Dans cette chapelle aussi, les décors sculptés ont été réalisés par les frères Slodtz. S'ils font penser au château de Versailles, ce n'est pas un hasard : ces artistes étaient aussi à l'œuvre pour les décors de fête à Versailles. À l'époque, une loterie avait été organisée pour financer la décoration de la chapelle.
Une épaisse couche de crasse recouvre aujourd'hui les angelots et autres sculptures à base de carton et de colle. Entre la poussière qui s'accumule et la fumée des bougies, c'est malheureusement inévitable.

Le plafond de la coupole abîmé par un incendie

En 1762, un incendie se déclare dans la chapelle. La coupole est très endommagée et les peintures réalisées par François Lemoyne (1688-1737) à partir de 1724 sont recouvertes par la suie et partiellement brûlées. Inspiré par l'Italie, il a utilisé la technique de la fresque pour cette coupole.
Pour ce faire, il a utilisé de l'enduit frais dans lequel il a gravé les motifs. Il les a ensuite mis en couleurs avec un liant à base de chaux, rendant l'œuvre inaltérable. Cette technique est difficile à réaliser à Paris à cause du taux d'humidité qui perturbe le temps de séchage.
Après l'incendie, on fait alors appel au peintre Antoine-François Callet (1741-1823) pour redécorer la coupole. Ce dernier va compléter les parties disparues et ajouter des personnages à la base de la coupole, dont le célèbre curé Languet de Gergy qui est à l’origine de la commande.
La chapelle de la Vierge est restaurée par la Ville de Paris, avec le soutien de la Fondation Avenir du Patrimoine à Paris, grâce à la générosité de Monsieur et Madame François Pinault, en mémoire de leur fille, Florence Rogers (1963- 2021).

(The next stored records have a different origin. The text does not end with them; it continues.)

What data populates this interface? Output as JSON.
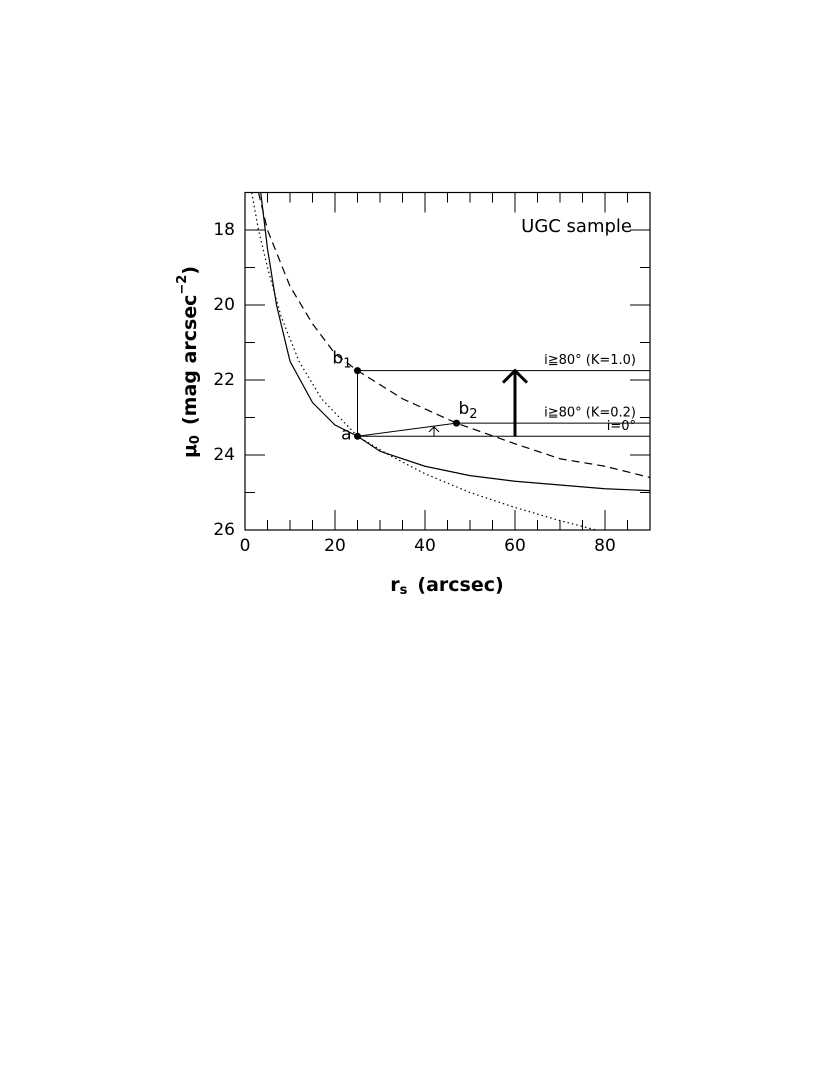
{
  "chart_data": {
    "type": "line",
    "annotation": "UGC sample",
    "x_label": {
      "text": "r",
      "sub": "s",
      "rest": "(arcsec)"
    },
    "y_label": {
      "text": "μ",
      "sub": "0",
      "rest": "(mag  arcsec",
      "sup": "−2",
      "end": ")"
    },
    "xlim": [
      0,
      90
    ],
    "ylim": [
      26,
      17
    ],
    "xticks": [
      0,
      20,
      40,
      60,
      80
    ],
    "yticks": [
      18,
      20,
      22,
      24,
      26
    ],
    "xminorticks": [
      5,
      10,
      15,
      25,
      30,
      35,
      45,
      50,
      55,
      65,
      70,
      75,
      85
    ],
    "yminorticks": [
      17,
      19,
      21,
      23,
      25
    ],
    "series": [
      {
        "style": "solid",
        "color": "#000000",
        "x": [
          3.5,
          5,
          7,
          10,
          15,
          20,
          25,
          30,
          40,
          50,
          60,
          70,
          80,
          90
        ],
        "values": [
          17,
          18.5,
          20,
          21.5,
          22.6,
          23.2,
          23.5,
          23.9,
          24.3,
          24.55,
          24.7,
          24.8,
          24.9,
          24.95
        ]
      },
      {
        "style": "dotted",
        "color": "#000000",
        "x": [
          1.5,
          3,
          5,
          8,
          12,
          17,
          25,
          32,
          40,
          50,
          60,
          70,
          78
        ],
        "values": [
          17,
          18,
          19,
          20.3,
          21.5,
          22.5,
          23.5,
          24,
          24.5,
          25,
          25.4,
          25.75,
          26
        ]
      },
      {
        "style": "dashed",
        "color": "#000000",
        "x": [
          3,
          5,
          10,
          15,
          20,
          25,
          35,
          47,
          60,
          70,
          80,
          90
        ],
        "values": [
          17,
          18,
          19.5,
          20.5,
          21.3,
          21.75,
          22.5,
          23.15,
          23.7,
          24.1,
          24.3,
          24.6
        ]
      }
    ],
    "hlines": [
      {
        "y": 21.75,
        "from": 25,
        "to": 90,
        "label": "i≧80°  (K=1.0)"
      },
      {
        "y": 23.15,
        "from": 47,
        "to": 90,
        "label": "i≧80°  (K=0.2)"
      },
      {
        "y": 23.5,
        "from": 25,
        "to": 90,
        "label": "i=0°"
      }
    ],
    "segments": [
      {
        "x": [
          25,
          25
        ],
        "y": [
          23.5,
          21.75
        ]
      },
      {
        "x": [
          25,
          47
        ],
        "y": [
          23.5,
          23.15
        ]
      }
    ],
    "arrows": [
      {
        "x": 60,
        "from": 23.5,
        "to": 21.75,
        "width": 3
      },
      {
        "x": 42,
        "from": 23.5,
        "to": 23.25,
        "width": 1
      }
    ],
    "points": [
      {
        "x": 25,
        "y": 23.5,
        "label": "a"
      },
      {
        "x": 25,
        "y": 21.75,
        "label": "b",
        "sub": "1"
      },
      {
        "x": 47,
        "y": 23.15,
        "label": "b",
        "sub": "2"
      }
    ]
  }
}
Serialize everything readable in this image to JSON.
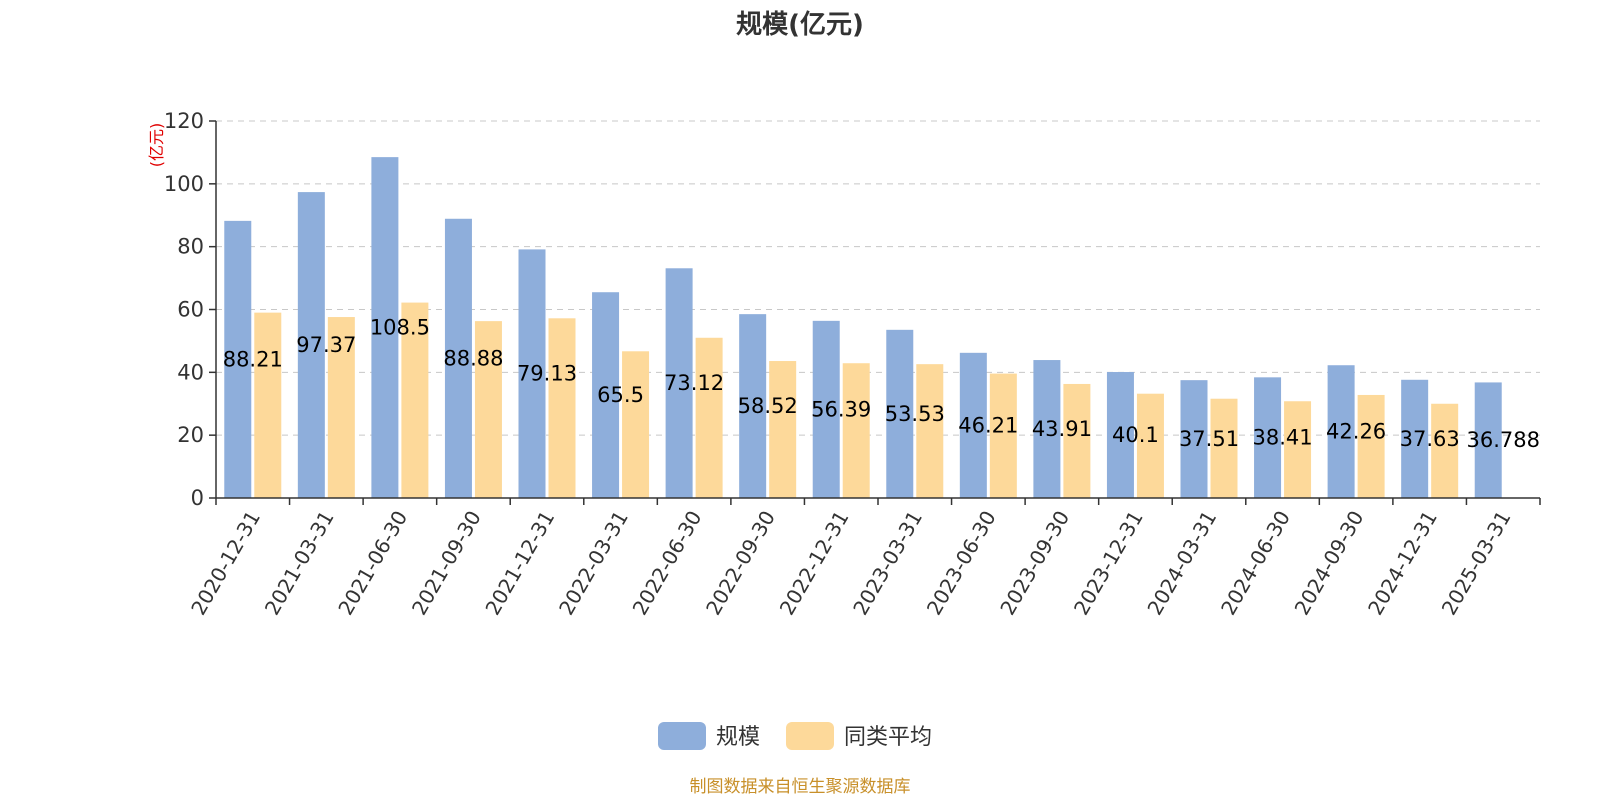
{
  "chart_data": {
    "type": "bar",
    "title": "规模(亿元)",
    "ylabel": "(亿元)",
    "ylim": [
      0,
      120
    ],
    "yticks": [
      0,
      20,
      40,
      60,
      80,
      100,
      120
    ],
    "grid": true,
    "legend_position": "bottom",
    "categories": [
      "2020-12-31",
      "2021-03-31",
      "2021-06-30",
      "2021-09-30",
      "2021-12-31",
      "2022-03-31",
      "2022-06-30",
      "2022-09-30",
      "2022-12-31",
      "2023-03-31",
      "2023-06-30",
      "2023-09-30",
      "2023-12-31",
      "2024-03-31",
      "2024-06-30",
      "2024-09-30",
      "2024-12-31",
      "2025-03-31"
    ],
    "series": [
      {
        "name": "规模",
        "color": "#8eaedb",
        "values": [
          88.21,
          97.37,
          108.5,
          88.88,
          79.13,
          65.5,
          73.12,
          58.52,
          56.39,
          53.53,
          46.21,
          43.91,
          40.1,
          37.51,
          38.41,
          42.26,
          37.63,
          36.788
        ],
        "labels": [
          "88.21",
          "97.37",
          "108.5",
          "88.88",
          "79.13",
          "65.5",
          "73.12",
          "58.52",
          "56.39",
          "53.53",
          "46.21",
          "43.91",
          "40.1",
          "37.51",
          "38.41",
          "42.26",
          "37.63",
          "36.788"
        ]
      },
      {
        "name": "同类平均",
        "color": "#fdd99a",
        "values": [
          59.0,
          57.6,
          62.2,
          56.3,
          57.2,
          46.7,
          51.0,
          43.6,
          42.9,
          42.6,
          39.6,
          36.3,
          33.2,
          31.6,
          30.8,
          32.8,
          30.0,
          null
        ]
      }
    ]
  },
  "footer": {
    "source": "制图数据来自恒生聚源数据库"
  }
}
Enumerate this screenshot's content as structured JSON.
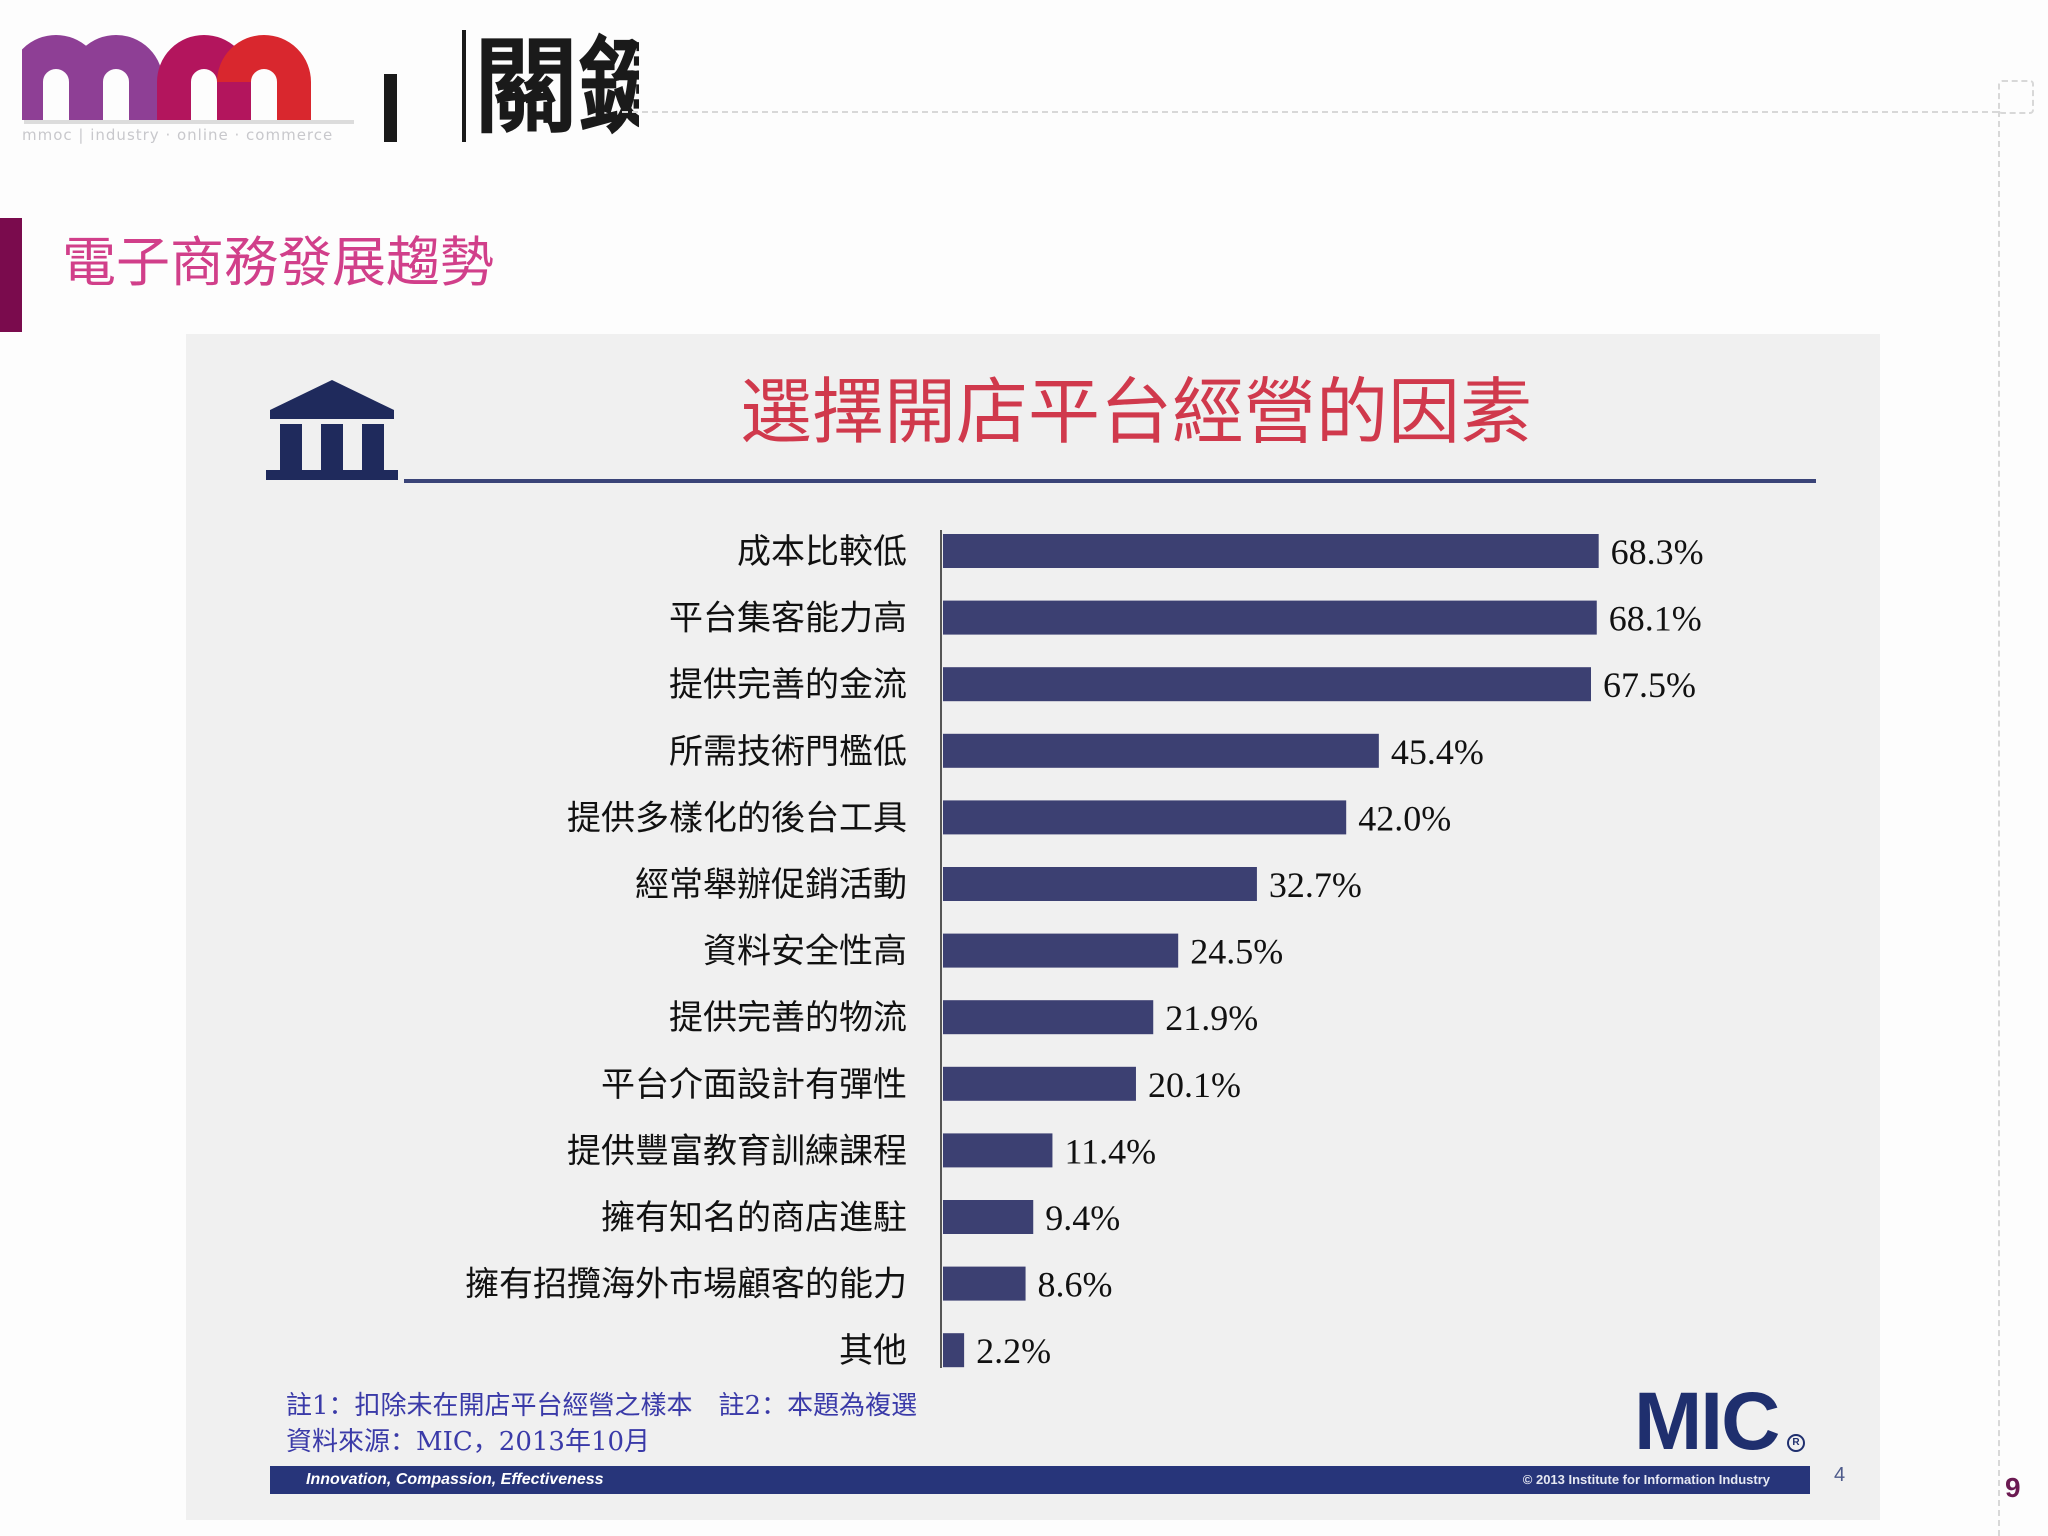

La chapelle Saint-Joseph plus éclatante

La restauration de la chapelle Saint-Joseph s’achève. Après les restaurations du vitrail en 2019-2020, de la statue du XVIIIe siècle figurant Saint-Joseph et l’Enfant Jésus début 2022 grâce au mécénat de la Fondation Frédéric de Sainte-Opportune, c'est au tour des décors peints et du mobilier de faire l’objet des soins des conservateurs-restaurateurs. Ces derniers vont redonner éclat et lisibilité à un décor peint qui était encrassé et ponctuellement très altéré.
Sous une voûte ornée de caissons en trompe-l’œil, les peintures murales représentent Le Songe de Saint-Joseph d’un côté et La Mort de Saint-Joseph de l’autre. Le peintre Charles Landelle (1821-1908), qui sollicite l’architecte Victor Baltard (1805-1874) pour l’obtention de cette commande, achève ce grand décor, apogée de sa carrière, en 1875. Cet artiste, ancien élève de Paul Delaroche et d’Ary Scheffer, s’est également illustré dans les églises parisiennes à Saint-Roch (1er), Saint-Germain l’Auxerrois (1er) et Saint-Nicolas-des-Champs (3e).